Car s’il y a bien un leitmotiv au film, c’est l’égoïsme, dans toutes ses manifestations, de la plus simple à la plus dissimulée. L’égoïsme du mari, du frère, du patron, certes. Mais l’égoïsme aussi d’une femme qui, par un transfert paradoxal (car il est ici question du milieu associatif), alimente son projet caritatif de toute sa frustration et sa jalousie et place finalement sa grande œuvre au service de son désir d’exister. Égoïsme d’une sœur, qui, pour ne pas se confronter à ses propres échecs, passe ses journées et ses soirées et démolir l’œuvre littéraire d’un frère au début bien patient et à souligner les erreurs d’un couple qui, à être trop fragile, est finalement ce qui reste à l’issue du film. Égoïsme d’un « raté » qui, quelque part sublime dans la défense de tout ce qui lui reste au monde, son honneur, condamne finalement sa famille à un peu plus de misère encore.
Et cette neige, autre personnage du film : tout en symbolisant l’isolement toujours plus grand des autres personnages, elle vient également, tombant sans cesse à plus gros flocons, amortir la violence des coups portés, à mesure que le film défile, avec plus de force et de colère.
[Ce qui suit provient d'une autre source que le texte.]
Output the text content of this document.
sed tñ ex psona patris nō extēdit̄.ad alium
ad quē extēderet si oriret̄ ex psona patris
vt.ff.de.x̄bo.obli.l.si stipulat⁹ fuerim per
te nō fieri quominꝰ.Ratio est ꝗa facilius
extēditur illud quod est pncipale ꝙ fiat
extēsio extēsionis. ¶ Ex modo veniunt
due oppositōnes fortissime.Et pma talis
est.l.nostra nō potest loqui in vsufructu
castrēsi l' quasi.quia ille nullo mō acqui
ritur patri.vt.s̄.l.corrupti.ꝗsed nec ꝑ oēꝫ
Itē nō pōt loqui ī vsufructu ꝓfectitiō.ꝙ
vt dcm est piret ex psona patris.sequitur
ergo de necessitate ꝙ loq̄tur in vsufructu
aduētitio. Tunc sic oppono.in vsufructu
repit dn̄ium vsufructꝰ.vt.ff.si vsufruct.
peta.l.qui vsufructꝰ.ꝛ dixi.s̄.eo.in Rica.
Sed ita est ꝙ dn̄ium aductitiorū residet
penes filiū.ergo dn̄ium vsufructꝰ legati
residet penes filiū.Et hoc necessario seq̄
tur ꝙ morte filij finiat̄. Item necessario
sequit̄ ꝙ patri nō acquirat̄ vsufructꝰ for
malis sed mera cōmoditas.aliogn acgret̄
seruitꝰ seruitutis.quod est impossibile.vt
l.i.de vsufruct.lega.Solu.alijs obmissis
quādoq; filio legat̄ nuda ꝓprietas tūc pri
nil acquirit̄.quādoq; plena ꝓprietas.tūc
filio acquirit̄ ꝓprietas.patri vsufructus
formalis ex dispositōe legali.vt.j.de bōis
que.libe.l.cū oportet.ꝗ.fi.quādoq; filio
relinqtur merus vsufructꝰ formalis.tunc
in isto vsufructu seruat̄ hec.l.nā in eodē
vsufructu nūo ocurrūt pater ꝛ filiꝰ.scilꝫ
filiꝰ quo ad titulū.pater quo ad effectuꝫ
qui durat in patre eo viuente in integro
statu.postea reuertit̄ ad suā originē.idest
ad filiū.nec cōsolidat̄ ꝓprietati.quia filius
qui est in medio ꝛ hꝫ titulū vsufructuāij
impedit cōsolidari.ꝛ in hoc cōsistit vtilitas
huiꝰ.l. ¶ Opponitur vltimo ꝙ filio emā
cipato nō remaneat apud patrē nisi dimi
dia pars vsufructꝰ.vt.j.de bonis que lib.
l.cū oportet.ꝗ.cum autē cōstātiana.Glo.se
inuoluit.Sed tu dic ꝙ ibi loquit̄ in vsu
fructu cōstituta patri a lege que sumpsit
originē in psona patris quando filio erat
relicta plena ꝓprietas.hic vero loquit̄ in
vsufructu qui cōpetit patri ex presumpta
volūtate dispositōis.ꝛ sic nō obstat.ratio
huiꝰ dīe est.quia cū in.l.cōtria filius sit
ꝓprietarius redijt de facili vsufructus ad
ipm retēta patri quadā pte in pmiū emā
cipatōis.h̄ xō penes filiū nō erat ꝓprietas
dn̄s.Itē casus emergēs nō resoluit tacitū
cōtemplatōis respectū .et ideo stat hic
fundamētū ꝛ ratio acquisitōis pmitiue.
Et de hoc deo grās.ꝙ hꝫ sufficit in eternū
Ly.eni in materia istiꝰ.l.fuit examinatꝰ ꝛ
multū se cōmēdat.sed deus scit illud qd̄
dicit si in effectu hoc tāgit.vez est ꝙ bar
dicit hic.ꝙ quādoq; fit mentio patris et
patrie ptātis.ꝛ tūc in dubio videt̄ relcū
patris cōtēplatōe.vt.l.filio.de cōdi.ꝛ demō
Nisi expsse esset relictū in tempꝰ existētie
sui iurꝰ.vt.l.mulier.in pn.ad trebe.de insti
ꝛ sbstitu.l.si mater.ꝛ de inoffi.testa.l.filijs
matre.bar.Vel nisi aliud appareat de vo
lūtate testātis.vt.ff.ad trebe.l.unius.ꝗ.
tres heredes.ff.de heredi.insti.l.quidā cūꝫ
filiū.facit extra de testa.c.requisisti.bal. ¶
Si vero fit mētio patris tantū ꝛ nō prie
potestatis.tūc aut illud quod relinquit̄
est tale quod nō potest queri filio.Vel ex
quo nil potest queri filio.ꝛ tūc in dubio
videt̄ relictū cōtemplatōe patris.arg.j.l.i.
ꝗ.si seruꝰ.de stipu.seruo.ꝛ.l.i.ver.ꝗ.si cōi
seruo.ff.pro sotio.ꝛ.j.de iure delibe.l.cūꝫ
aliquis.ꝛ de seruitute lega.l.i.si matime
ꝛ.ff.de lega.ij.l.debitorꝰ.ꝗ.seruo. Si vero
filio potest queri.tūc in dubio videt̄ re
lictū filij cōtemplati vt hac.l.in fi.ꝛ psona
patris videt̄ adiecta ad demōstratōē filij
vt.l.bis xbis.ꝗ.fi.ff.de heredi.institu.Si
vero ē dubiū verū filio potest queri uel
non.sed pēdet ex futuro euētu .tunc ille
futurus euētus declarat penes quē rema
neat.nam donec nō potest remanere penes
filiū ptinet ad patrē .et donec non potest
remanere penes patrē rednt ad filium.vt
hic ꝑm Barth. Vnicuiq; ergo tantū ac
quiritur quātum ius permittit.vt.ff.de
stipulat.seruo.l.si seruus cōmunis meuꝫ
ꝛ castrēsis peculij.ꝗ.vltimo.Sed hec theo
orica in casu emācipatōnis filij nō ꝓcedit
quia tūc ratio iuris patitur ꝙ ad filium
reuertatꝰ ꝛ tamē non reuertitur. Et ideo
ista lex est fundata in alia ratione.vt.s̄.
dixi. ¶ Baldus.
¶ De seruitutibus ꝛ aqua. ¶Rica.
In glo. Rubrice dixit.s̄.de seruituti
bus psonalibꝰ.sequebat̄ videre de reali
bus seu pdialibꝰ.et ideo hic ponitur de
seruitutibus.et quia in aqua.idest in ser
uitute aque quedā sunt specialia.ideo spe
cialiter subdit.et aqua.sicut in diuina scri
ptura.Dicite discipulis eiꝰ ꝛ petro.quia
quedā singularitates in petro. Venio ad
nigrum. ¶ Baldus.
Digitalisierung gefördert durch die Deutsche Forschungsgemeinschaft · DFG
A ne tomber dans aucun sentimentalisme, à éviter les stéréotypes complaisants, à éclairer d’une lumière crue (et le film en est rempli, de cette lumière blafarde) le travail du réalisateur en devient sublime. De par ses qualités esthétiques, son sens de la mise en scène, la beauté absolument somptueuse des décors, la pesanteur des échanges, du silence, la justesse des dialogues, Nuri Bilge Ceylan nous offre une réflexion profondément artistique de la banalité du quotidien. S’il n’a pas la prétention de Kubrick (et c’est tant mieux), il réussit néanmoins, tout comme le réalisateur américain, à esquisser la vie de personnages enfermés dans des rapports humains inégaux et injustes, dont ils souffrent bien plus qu’ils n’en ont la maîtrise.